This is the first of a series of posts where I explain some fundamental statistical concepts. Statistics has a reputation for being a) complicated, b) boring, or c) both complicated and boring.
Having an understanding of statistics is useful and actually, quite straightforward. If you take the trouble to find out what these essential concepts are, you’ll already be ahead of most people…
Another misconception is that statistics is all about predicting the future, or forecasting, using bizarre mathematical equations. It is possible to use statistics for forecasting, and that is referred to as inferential statistics – we use some data to infer a future outcome.
When we have some data to analyse, for example for a report, we use descriptive statistics.
One common example of a descriptive statistic is average. We use averages to get a sense of a ‘typical’ value when there is a set of values to choose from. This is typically the mean of a set of numbers (all the values summed together, and then divided by the total number of values in the sample), though it could be the median (the central value of a ranked set of values), or the mode (the value that occurs most frequently in a set).
If we have some temperature data from an industrial process, we might want to take the mean of that data to see what the general temperature is over a period of time.
If we calculated the median of the temperature data, we would be looking for the central value. Why might that be important? Well, if the data has a few values that are much higher than the rest (perhaps a tool went blunt and the cutting temperature increased rapidly), the high values would actually inflate the mean, and distort our view of most of the rest of the data. In such a case, the median is appropriate.
If we are interested in the most common temperature value – when the process has reached operating conditions for instance – then the mode is the average we are seeking.
However, if there is one term that separates those-who-know from those-who-don’t-know, it is standard deviation.
The standard deviation is a measure of how far the values in a data set are spread out. If the standard deviation is high, it means that generally the values are further away from the mean, and that is represented by a flat distribution. Conversely, a low standard deviation means that the values are close to the mean, so the dispersion is less. How is this useful?
When we are monitoring real-life processes, the data is not all neat and tidy. There are natural variations in the values that are recorded. When we look at such data, we need to be able to observe which values are acceptable, and those that are outside some arbitrary limits, otherwise referred to as outliers.
If the process temperature mean is 52 degrees celsius, with a standard deviation of 2 degrees we can say that:
- 1 standard deviation would represent 50 degrees to 54 degrees. This range accounts for 68.3% of the total distribution of values;
- 2 standard deviations is all of the values between 48 degrees and 56 degrees, which is 95.4% of the distribution;
- 3 standard deviations is virtually all of the values – 99.7%.
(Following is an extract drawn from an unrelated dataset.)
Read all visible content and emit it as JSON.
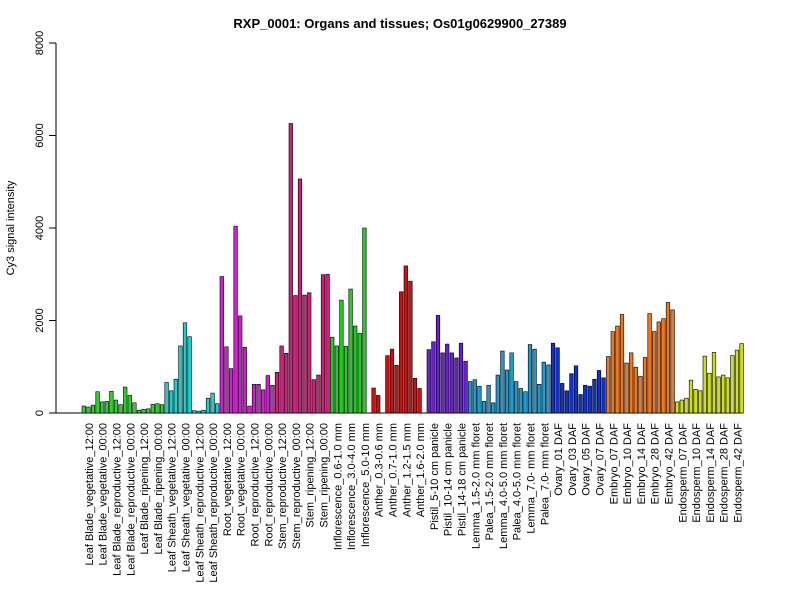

One practical example of descriptive statistics in manufacturing is Lean Six Sigma. The Greek lower case symbol for standard deviation is sigma; as we have seen above, six of the standard deviations represents 99.7% of the values that are either side of the mean.
Six sigma is therefore a powerful concept when analysing process data.
Comprehending these fundamental statistical concepts is the key to getting the most out of IIoT implementations. Initially it may be about producing reports that are meaningful and aid your understanding of the process that you are monitoring. The next stage is to have your IIoT devices produce not only the data, but also real-time descriptive statistics. Such statistics can then be used as the basis of triggers or alerts to intervene, which might support quality assurance for example.
If your devices already do this, then at least you can understand how the data is being reported, and that will help you think about the opportunities to use data from more than one process to inform your decisions.